Seeing the TransactedTopicMasterSlaveTest hang when run on Solaris. After examining jstack output for the hanging test and discussing with Gary Tully, he had the following suggestion:
this looks like an example of http://issues.apache.org/activemq/browse/AMQ-1993 but this time on the client side.
It seems like a write that results in the first reconnect attempt does not terminate but it should be aborting as there is no listening or reading thread. I guess there is no back log because the next write is blocked by the transport reconnect mutex. Some combination of low level tcp retries should be able to be configured at the OS level, and I guess the defaults should be less than 1 hour so I would expect this test to eventually complete, however, the OS level timeouts and retries may be contingent on a backlog reaching a minimum and currently there will be only one outstanding write due the the locking around the reconnect logic. This being the case, some code needs to implement the timeout.
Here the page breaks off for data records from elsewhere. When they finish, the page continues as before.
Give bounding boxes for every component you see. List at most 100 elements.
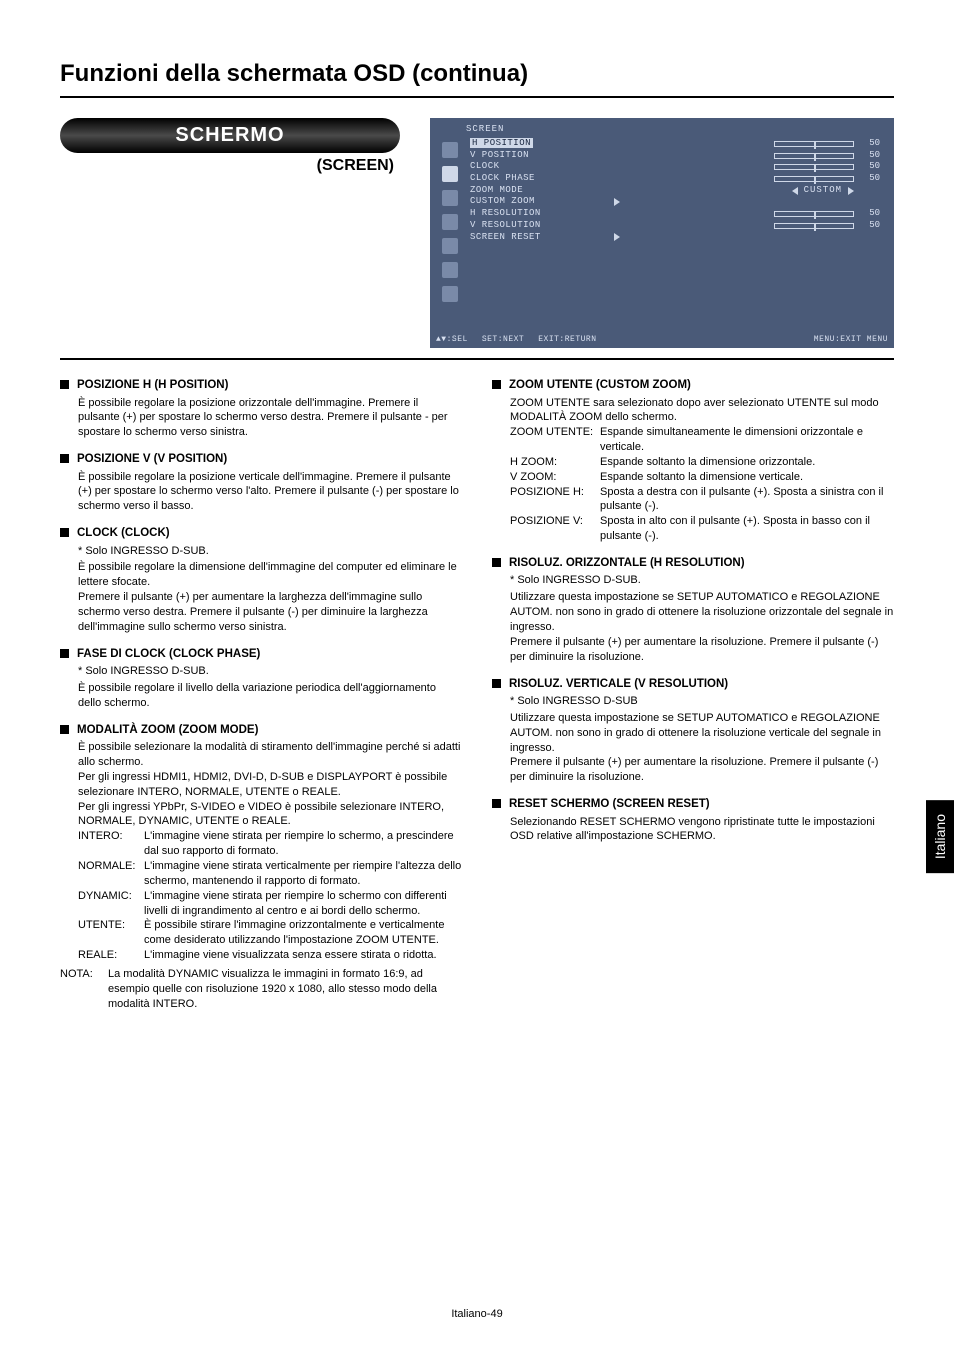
osd-value: 50 [860,208,880,220]
bullet-square-icon [492,380,501,389]
section-title: ZOOM UTENTE (CUSTOM ZOOM) [509,378,691,394]
section-heading: MODALITÀ ZOOM (ZOOM MODE) [60,723,462,739]
definition-row: UTENTE:È possibile stirare l'immagine or… [78,918,462,948]
osd-values: 50 50 50 50 CUSTOM 50 50 [604,138,888,318]
section: CLOCK (CLOCK) * Solo INGRESSO D-SUB.È pos… [60,526,462,635]
section-heading: RISOLUZ. VERTICALE (V RESOLUTION) [492,677,894,693]
bullet-square-icon [492,558,501,567]
osd-item: CUSTOM ZOOM [470,196,604,208]
osd-value: 50 [860,173,880,185]
osd-tab-icon [442,286,458,302]
bullet-square-icon [60,454,69,463]
osd-item: V RESOLUTION [470,220,604,232]
section-title: CLOCK (CLOCK) [77,526,170,542]
osd-tab-icon [442,238,458,254]
section-pill: SCHERMO [60,118,400,153]
page-title: Funzioni della schermata OSD (continua) [60,60,894,88]
section-title: POSIZIONE V (V POSITION) [77,452,227,468]
definition-term: INTERO: [78,829,144,859]
osd-footer: ▲▼:SEL SET:NEXT EXIT:RETURN MENU:EXIT ME… [436,335,888,344]
section-title: POSIZIONE H (H POSITION) [77,378,228,394]
definition-desc: Sposta a destra con il pulsante (+). Spo… [600,485,894,515]
section-note: * Solo INGRESSO D-SUB [510,694,894,709]
osd-item-selected: H POSITION [470,138,533,148]
content-columns: POSIZIONE H (H POSITION) È possibile rego… [60,378,894,1023]
definition-desc: Espande simultaneamente le dimensioni or… [600,425,894,455]
section-heading: ZOOM UTENTE (CUSTOM ZOOM) [492,378,894,394]
osd-item: ZOOM MODE [470,185,604,197]
bullet-square-icon [60,649,69,658]
bullet-square-icon [60,380,69,389]
title-rule [60,96,894,98]
definition-desc: È possibile stirare l'immagine orizzonta… [144,918,462,948]
section-title: RISOLUZ. VERTICALE (V RESOLUTION) [509,677,728,693]
osd-hint-return: EXIT:RETURN [538,335,596,344]
osd-hint-next: SET:NEXT [482,335,524,344]
note-text: La modalità DYNAMIC visualizza le immagi… [108,967,462,1012]
section-body: È possibile regolare la dimensione dell'… [78,560,462,634]
definition-list: ZOOM UTENTE:Espande simultaneamente le d… [510,425,894,544]
section: RISOLUZ. VERTICALE (V RESOLUTION)* Solo … [492,677,894,786]
header-left: SCHERMO (SCREEN) [60,118,400,348]
right-column: ZOOM UTENTE (CUSTOM ZOOM)ZOOM UTENTE sar… [492,378,894,1023]
section: RISOLUZ. ORIZZONTALE (H RESOLUTION)* Sol… [492,556,894,665]
section-body: È possibile regolare la posizione vertic… [78,470,462,515]
section-body: È possibile regolare la posizione orizzo… [78,396,462,441]
bullet-square-icon [60,528,69,537]
left-column: POSIZIONE H (H POSITION) È possibile rego… [60,378,462,1023]
osd-item: CLOCK PHASE [470,173,604,185]
osd-screenshot: SCREEN H POSITION V POSITION CLOCK CLOCK… [430,118,894,348]
definition-term: NORMALE: [78,859,144,889]
section: MODALITÀ ZOOM (ZOOM MODE)È possibile sel… [60,723,462,1012]
section-title: RESET SCHERMO (SCREEN RESET) [509,797,710,813]
bullet-square-icon [492,679,501,688]
definition-row: REALE:L'immagine viene visualizzata senz… [78,948,462,963]
definition-term: POSIZIONE V: [510,514,600,544]
osd-slider [774,141,854,147]
definition-row: ZOOM UTENTE:Espande simultaneamente le d… [510,425,894,455]
definition-row: INTERO:L'immagine viene stirata per riem… [78,829,462,859]
separator-rule [60,358,894,360]
triangle-left-icon [792,187,798,195]
osd-slider [774,211,854,217]
note-label: NOTA: [60,967,108,1012]
header-row: SCHERMO (SCREEN) SCREEN H POSITION V POS… [60,118,894,348]
osd-mode-value: CUSTOM [804,185,842,197]
osd-item: V POSITION [470,150,604,162]
section-title: RISOLUZ. ORIZZONTALE (H RESOLUTION) [509,556,745,572]
definition-row: DYNAMIC:L'immagine viene stirata per rie… [78,889,462,919]
section-body: Utilizzare questa impostazione se SETUP … [510,590,894,664]
bullet-square-icon [492,799,501,808]
definition-row: H ZOOM:Espande soltanto la dimensione or… [510,455,894,470]
section: FASE DI CLOCK (CLOCK PHASE)* Solo INGRES… [60,647,462,711]
osd-tab-icon [442,262,458,278]
section-body: È possibile regolare il livello della va… [78,681,462,711]
page-footer: Italiano-49 [0,1308,954,1320]
definition-row: NORMALE:L'immagine viene stirata vertica… [78,859,462,889]
osd-hint-sel: ▲▼:SEL [436,335,468,344]
section-heading: POSIZIONE V (V POSITION) [60,452,462,468]
section-body: Selezionando RESET SCHERMO vengono ripri… [510,815,894,845]
triangle-right-icon [614,233,620,241]
section: POSIZIONE V (V POSITION) È possibile rego… [60,452,462,514]
osd-value: 50 [860,161,880,173]
definition-desc: L'immagine viene stirata verticalmente p… [144,859,462,889]
definition-term: V ZOOM: [510,470,600,485]
section-heading: CLOCK (CLOCK) [60,526,462,542]
osd-item: CLOCK [470,161,604,173]
section-pill-sub: (SCREEN) [60,157,400,175]
definition-term: H ZOOM: [510,455,600,470]
definition-row: POSIZIONE V:Sposta in alto con il pulsan… [510,514,894,544]
osd-item-list: H POSITION V POSITION CLOCK CLOCK PHASE … [464,138,604,318]
osd-tab-icon [442,190,458,206]
note-block: NOTA:La modalità DYNAMIC visualizza le i… [60,967,462,1012]
osd-slider [774,176,854,182]
osd-title: SCREEN [466,124,888,134]
osd-value: 50 [860,138,880,150]
definition-desc: Sposta in alto con il pulsante (+). Spos… [600,514,894,544]
section: RESET SCHERMO (SCREEN RESET) Selezionando… [492,797,894,844]
section-note: * Solo INGRESSO D-SUB. [78,544,462,559]
definition-term: ZOOM UTENTE: [510,425,600,455]
bullet-square-icon [60,725,69,734]
section-body: È possibile selezionare la modalità di s… [78,740,462,829]
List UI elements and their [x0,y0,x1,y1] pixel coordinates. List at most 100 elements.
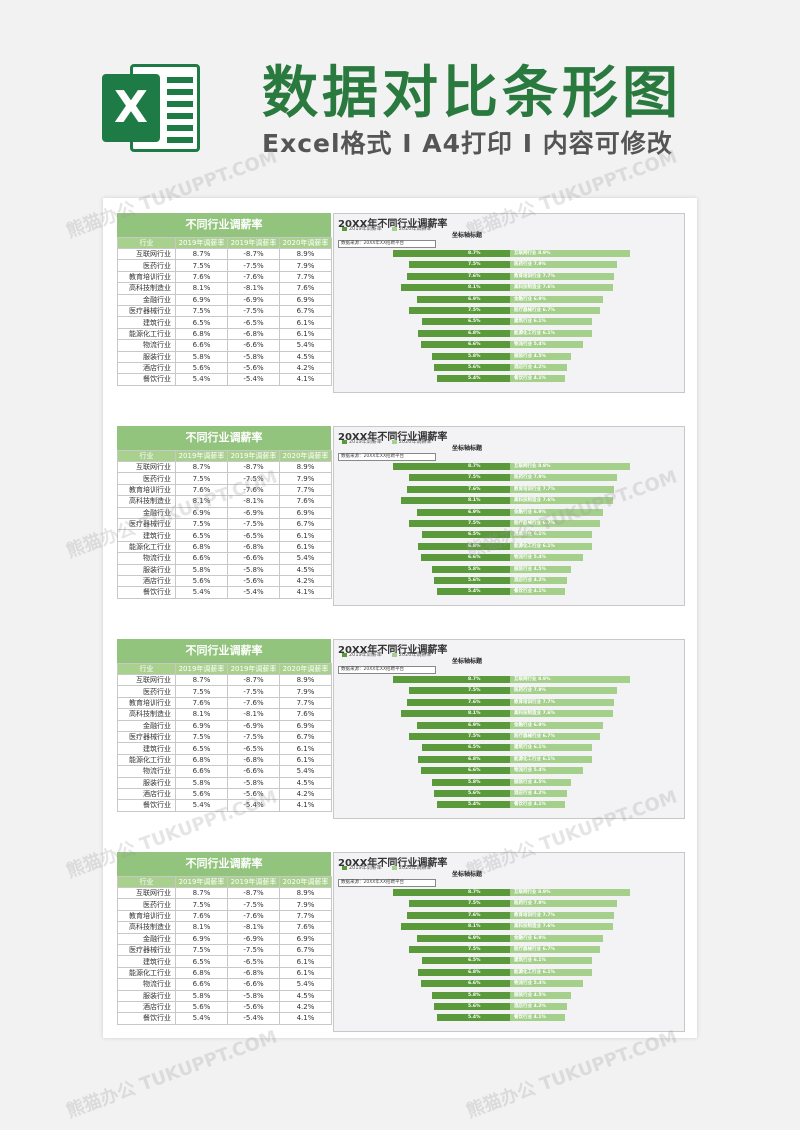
rate-cell[interactable]: -6.6% [227,339,280,352]
rate-cell[interactable]: 5.4% [279,765,332,778]
rate-cell[interactable]: 4.2% [279,1000,332,1014]
bar-2019[interactable] [408,474,510,482]
industry-cell[interactable]: 酒店行业 [117,1000,176,1014]
industry-cell[interactable]: 高科技制造业 [117,708,176,721]
bar-2020[interactable] [510,676,631,683]
industry-cell[interactable]: 医药行业 [117,259,176,272]
bar-2019[interactable] [408,900,510,908]
rate-cell[interactable]: -6.5% [227,316,280,329]
bar-2020[interactable] [510,261,617,269]
rate-cell[interactable]: 6.7% [279,517,332,531]
rate-cell[interactable]: 5.4% [175,586,228,599]
rate-cell[interactable]: 5.6% [175,787,228,801]
rate-cell[interactable]: 5.8% [175,563,228,576]
rate-cell[interactable]: 4.1% [279,799,332,812]
bar-2019[interactable] [408,520,510,527]
rate-cell[interactable]: 7.6% [279,495,332,508]
bar-2020[interactable] [510,329,593,337]
bar-2019[interactable] [437,375,510,383]
bar-2020[interactable] [510,991,571,999]
industry-cell[interactable]: 高科技制造业 [117,282,176,295]
rate-cell[interactable]: 7.9% [279,685,332,698]
rate-cell[interactable]: 5.4% [175,799,228,812]
rate-cell[interactable]: -7.5% [227,472,280,485]
rate-cell[interactable]: -8.1% [227,282,280,295]
rate-cell[interactable]: 6.5% [175,316,228,329]
rate-cell[interactable]: 6.9% [175,506,228,519]
bar-2020[interactable] [510,508,604,516]
bar-2019[interactable] [422,531,510,539]
industry-cell[interactable]: 能源化工行业 [117,966,176,980]
rate-cell[interactable]: 6.1% [279,966,332,980]
bar-2020[interactable] [510,911,614,919]
industry-cell[interactable]: 酒店行业 [117,574,176,588]
rate-cell[interactable]: 8.1% [175,708,228,721]
rate-cell[interactable]: -6.6% [227,978,280,991]
rate-cell[interactable]: 7.6% [175,696,228,710]
rate-cell[interactable]: 5.6% [175,361,228,375]
rate-cell[interactable]: -8.1% [227,708,280,721]
bar-2019[interactable] [437,588,510,596]
industry-cell[interactable]: 餐饮行业 [117,586,176,599]
bar-2019[interactable] [407,485,510,493]
bar-2019[interactable] [434,364,510,371]
rate-cell[interactable]: -8.7% [227,673,280,687]
rate-cell[interactable]: -7.6% [227,270,280,284]
rate-cell[interactable]: -5.4% [227,799,280,812]
bar-2019[interactable] [434,577,510,584]
rate-cell[interactable]: 6.9% [175,293,228,306]
rate-cell[interactable]: -6.8% [227,540,280,554]
rate-cell[interactable]: 7.5% [175,517,228,531]
rate-cell[interactable]: -6.9% [227,719,280,732]
rate-cell[interactable]: 7.6% [175,483,228,497]
industry-cell[interactable]: 物流行业 [117,339,176,352]
rate-cell[interactable]: 7.5% [175,943,228,957]
rate-cell[interactable]: 7.6% [175,270,228,284]
rate-cell[interactable]: 4.2% [279,787,332,801]
bar-2020[interactable] [510,767,583,775]
rate-cell[interactable]: 6.5% [175,955,228,968]
bar-2019[interactable] [431,991,510,999]
rate-cell[interactable]: -7.5% [227,730,280,744]
rate-cell[interactable]: 6.7% [279,304,332,318]
bar-2020[interactable] [510,341,583,349]
industry-cell[interactable]: 医疗器械行业 [117,517,176,531]
rate-cell[interactable]: 6.6% [175,339,228,352]
rate-cell[interactable]: 6.9% [175,719,228,732]
rate-cell[interactable]: -7.5% [227,304,280,318]
rate-cell[interactable]: 6.7% [279,730,332,744]
rate-cell[interactable]: 6.1% [279,529,332,542]
industry-cell[interactable]: 教育培训行业 [117,909,176,923]
industry-cell[interactable]: 医疗器械行业 [117,730,176,744]
rate-cell[interactable]: 7.6% [279,921,332,934]
bar-2020[interactable] [510,318,593,326]
rate-cell[interactable]: -8.1% [227,921,280,934]
rate-cell[interactable]: 8.9% [279,886,332,900]
rate-cell[interactable]: 6.1% [279,327,332,341]
industry-cell[interactable]: 餐饮行业 [117,799,176,812]
rate-cell[interactable]: -5.8% [227,563,280,576]
bar-2020[interactable] [510,721,604,729]
rate-cell[interactable]: 4.1% [279,1012,332,1025]
rate-cell[interactable]: 8.7% [175,673,228,687]
bar-2020[interactable] [510,272,614,280]
rate-cell[interactable]: -6.5% [227,955,280,968]
rate-cell[interactable]: 8.9% [279,460,332,474]
rate-cell[interactable]: 4.5% [279,989,332,1002]
rate-cell[interactable]: 8.1% [175,282,228,295]
bar-2020[interactable] [510,588,566,596]
rate-cell[interactable]: 6.1% [279,753,332,767]
rate-cell[interactable]: 4.5% [279,350,332,363]
rate-cell[interactable]: 7.6% [175,909,228,923]
rate-cell[interactable]: 5.4% [279,339,332,352]
rate-cell[interactable]: 5.6% [175,574,228,588]
rate-cell[interactable]: -6.8% [227,327,280,341]
bar-2019[interactable] [422,957,510,965]
bar-2019[interactable] [416,934,510,942]
bar-2020[interactable] [510,744,593,752]
bar-2020[interactable] [510,790,567,797]
bar-2019[interactable] [392,463,510,470]
rate-cell[interactable]: -6.6% [227,765,280,778]
rate-cell[interactable]: 7.7% [279,909,332,923]
bar-2019[interactable] [420,767,510,775]
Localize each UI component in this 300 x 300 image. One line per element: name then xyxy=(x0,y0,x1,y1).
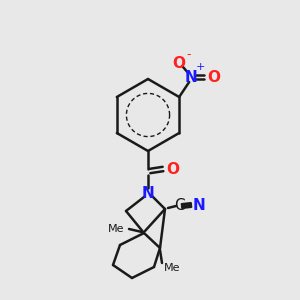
Text: O: O xyxy=(173,56,186,70)
Text: Me: Me xyxy=(164,263,180,273)
Text: N: N xyxy=(185,70,198,85)
Text: O: O xyxy=(167,161,179,176)
Text: N: N xyxy=(142,185,154,200)
Text: Me: Me xyxy=(108,224,124,234)
Text: O: O xyxy=(208,70,221,85)
Text: N: N xyxy=(193,197,206,212)
Text: +: + xyxy=(196,62,205,72)
Text: -: - xyxy=(186,49,190,62)
Text: C: C xyxy=(174,199,184,214)
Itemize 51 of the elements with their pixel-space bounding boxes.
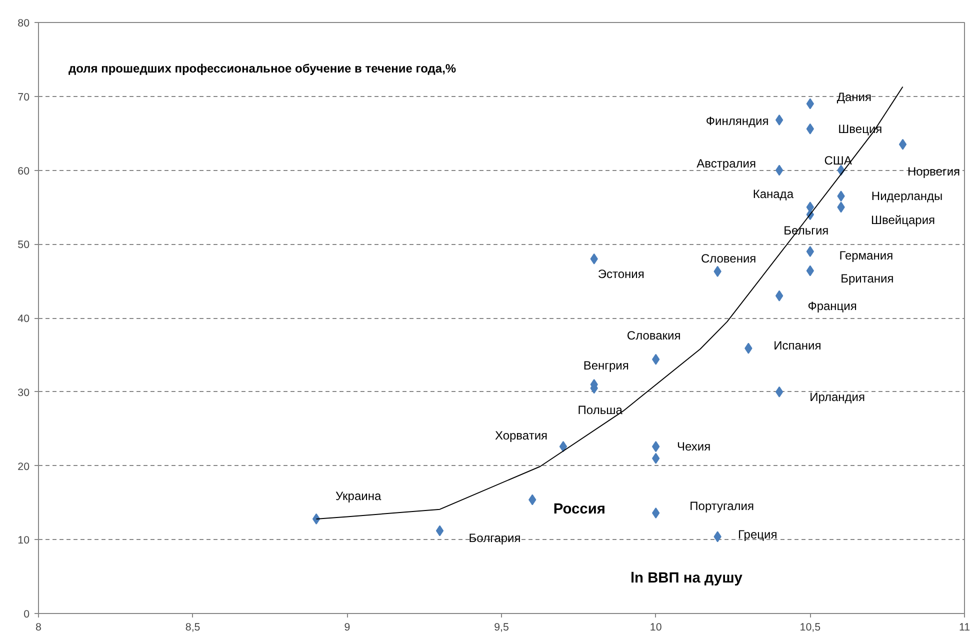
y-tick-label: 70: [18, 91, 30, 104]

The solution from http://issues.apache.org/activemq/browse/AMQ-1993 may be a good approach here. It will timeout a write call.
However the solution is currently only applicable to server side sockets, it needs to be extended to support a client connection.
I think all that is needed is to move the additional configuration code from:
org.apache.activemq.transport.TransportFactory.serverConfigure(Transport, WireFormat, HashMap)
to compositeConfigure that is called for all transports (both client and server)
Indeed, this fixes the problem. I've attached a patch against trunk which resolves the issue.